Üçlüden ikisi erkekti, kaliteli zırhları vardı ve krallığın amblemini üzerlerin de taşıyorlardı. Bu da onları kesinlikle şövalye yapıyor diye düşündü. Az önce ki soru soran adam muhtemelen sadece muhafızların başıydı. İki şövalyenin ardından diğer kişiye bakmaya baktı. Üstü başı yırtık ve her yerin de kan olan bir kadındı. Eteği dizlerinin altından itibaren yırtılmıştı ve ayakkabıları yoktu. Saçları kir ve kan içerisindeki kadına baktı. Kadının yüzündeki o tanıdık endişe ve korku dolu yüzünü görünce duygulanmıştı. Gözlerinden yaşlar akmaya başlamıştı.

"Anne..." diye fısıldadı.

Genç kızın sesi kalabalığın arasın da kaybolmuştu ancak, yorgun ve sinirli kadın sanki duymaktan ziyade hissetmiş gibi kıza doğru dönmüştü. Lena'ya baktığında yüzündeki tüm korku ve endişe kayboldu. Kızına doğru koşup sıkıca sarıldı.

Annesinin sanki ışınlanmış gibi bir anda yanına vardığını ve kendisine sıkıca sarıldığını fark edince kendini tutamayarak sesli bir şekilde ağlamaya başlamıştı. "Ah Lena!

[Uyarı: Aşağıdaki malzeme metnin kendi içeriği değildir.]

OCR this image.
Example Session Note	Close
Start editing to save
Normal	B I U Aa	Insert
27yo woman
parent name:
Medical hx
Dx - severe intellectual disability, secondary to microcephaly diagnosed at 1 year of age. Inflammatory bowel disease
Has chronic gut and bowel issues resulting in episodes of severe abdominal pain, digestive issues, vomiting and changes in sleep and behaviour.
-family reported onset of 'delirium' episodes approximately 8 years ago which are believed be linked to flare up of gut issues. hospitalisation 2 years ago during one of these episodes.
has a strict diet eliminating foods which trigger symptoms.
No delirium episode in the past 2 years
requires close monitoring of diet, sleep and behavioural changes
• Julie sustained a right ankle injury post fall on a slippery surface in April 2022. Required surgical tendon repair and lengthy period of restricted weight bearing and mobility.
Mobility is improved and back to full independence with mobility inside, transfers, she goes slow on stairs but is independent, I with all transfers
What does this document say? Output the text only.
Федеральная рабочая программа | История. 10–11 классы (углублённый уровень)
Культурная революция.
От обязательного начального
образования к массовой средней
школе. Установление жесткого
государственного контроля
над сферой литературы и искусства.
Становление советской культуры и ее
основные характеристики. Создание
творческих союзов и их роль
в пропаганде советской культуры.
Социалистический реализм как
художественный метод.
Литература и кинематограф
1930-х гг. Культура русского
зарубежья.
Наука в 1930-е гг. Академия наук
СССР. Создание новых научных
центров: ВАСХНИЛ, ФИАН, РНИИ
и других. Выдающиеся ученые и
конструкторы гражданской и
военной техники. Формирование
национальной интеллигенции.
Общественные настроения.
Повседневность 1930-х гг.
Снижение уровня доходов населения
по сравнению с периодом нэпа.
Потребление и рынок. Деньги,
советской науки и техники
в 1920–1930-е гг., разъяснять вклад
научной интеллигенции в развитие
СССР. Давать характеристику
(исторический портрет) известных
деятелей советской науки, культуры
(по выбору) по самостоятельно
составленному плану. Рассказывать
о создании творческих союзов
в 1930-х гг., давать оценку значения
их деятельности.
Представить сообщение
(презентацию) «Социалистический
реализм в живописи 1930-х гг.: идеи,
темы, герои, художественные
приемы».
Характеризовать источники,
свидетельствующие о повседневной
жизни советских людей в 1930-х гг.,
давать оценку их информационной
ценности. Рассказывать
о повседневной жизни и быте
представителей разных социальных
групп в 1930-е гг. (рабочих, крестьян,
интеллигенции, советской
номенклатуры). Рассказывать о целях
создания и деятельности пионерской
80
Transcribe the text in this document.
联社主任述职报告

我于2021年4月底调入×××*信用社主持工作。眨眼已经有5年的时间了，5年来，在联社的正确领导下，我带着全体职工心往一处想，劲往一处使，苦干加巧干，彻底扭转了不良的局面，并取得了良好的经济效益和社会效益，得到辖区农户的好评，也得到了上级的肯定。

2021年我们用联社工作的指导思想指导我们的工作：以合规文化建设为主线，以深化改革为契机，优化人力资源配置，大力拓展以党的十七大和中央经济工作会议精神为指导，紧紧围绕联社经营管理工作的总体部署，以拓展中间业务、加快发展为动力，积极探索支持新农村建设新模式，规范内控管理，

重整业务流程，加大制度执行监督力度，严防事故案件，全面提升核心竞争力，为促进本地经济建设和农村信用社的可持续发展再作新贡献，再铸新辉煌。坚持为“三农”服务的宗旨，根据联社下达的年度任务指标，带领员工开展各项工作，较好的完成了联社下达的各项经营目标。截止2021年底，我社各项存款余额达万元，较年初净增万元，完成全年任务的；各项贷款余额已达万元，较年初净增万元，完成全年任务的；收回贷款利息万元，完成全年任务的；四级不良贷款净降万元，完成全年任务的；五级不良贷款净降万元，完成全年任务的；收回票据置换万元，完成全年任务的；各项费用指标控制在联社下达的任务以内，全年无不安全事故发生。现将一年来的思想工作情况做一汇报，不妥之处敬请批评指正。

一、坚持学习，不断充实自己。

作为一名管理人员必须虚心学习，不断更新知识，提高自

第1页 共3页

Sana bir şey olmadı ya?" diye fısıldarken gözyaşlarına hâkim olamıyordu.

Tesila, kızın üstüne başına bakarak bir yarası olup olmadığını görmeye çalıştı. İyi görünüyordu, tekrardan kızına sarılıp başını öpmeye başladı. Kocasını kaybetmesinin ardından kızını kurtaramaması onu mental açıdan tüketmişti. Şövalyelere yalvararak bir an önce hanın içerisine girip kızını kurtarmak istiyordu ancak hala yanan birkaç yer olduğundan ve haydutların nerede olduklarını ve amaçlarının ne olduğunu bulamadıkları için bunu çok tehlikeli bularak kimseyi enkaza yaklaştırmıyorlardı. Öyle ki haydutlar tarafından oklarla vurulan cesetler hala oldukları yerde yatıyorlardı. Ve kocası da o cesetlerden biriydi. Kafasını kemiren bir karga tarafından gözlerinin önün de yeniyordu.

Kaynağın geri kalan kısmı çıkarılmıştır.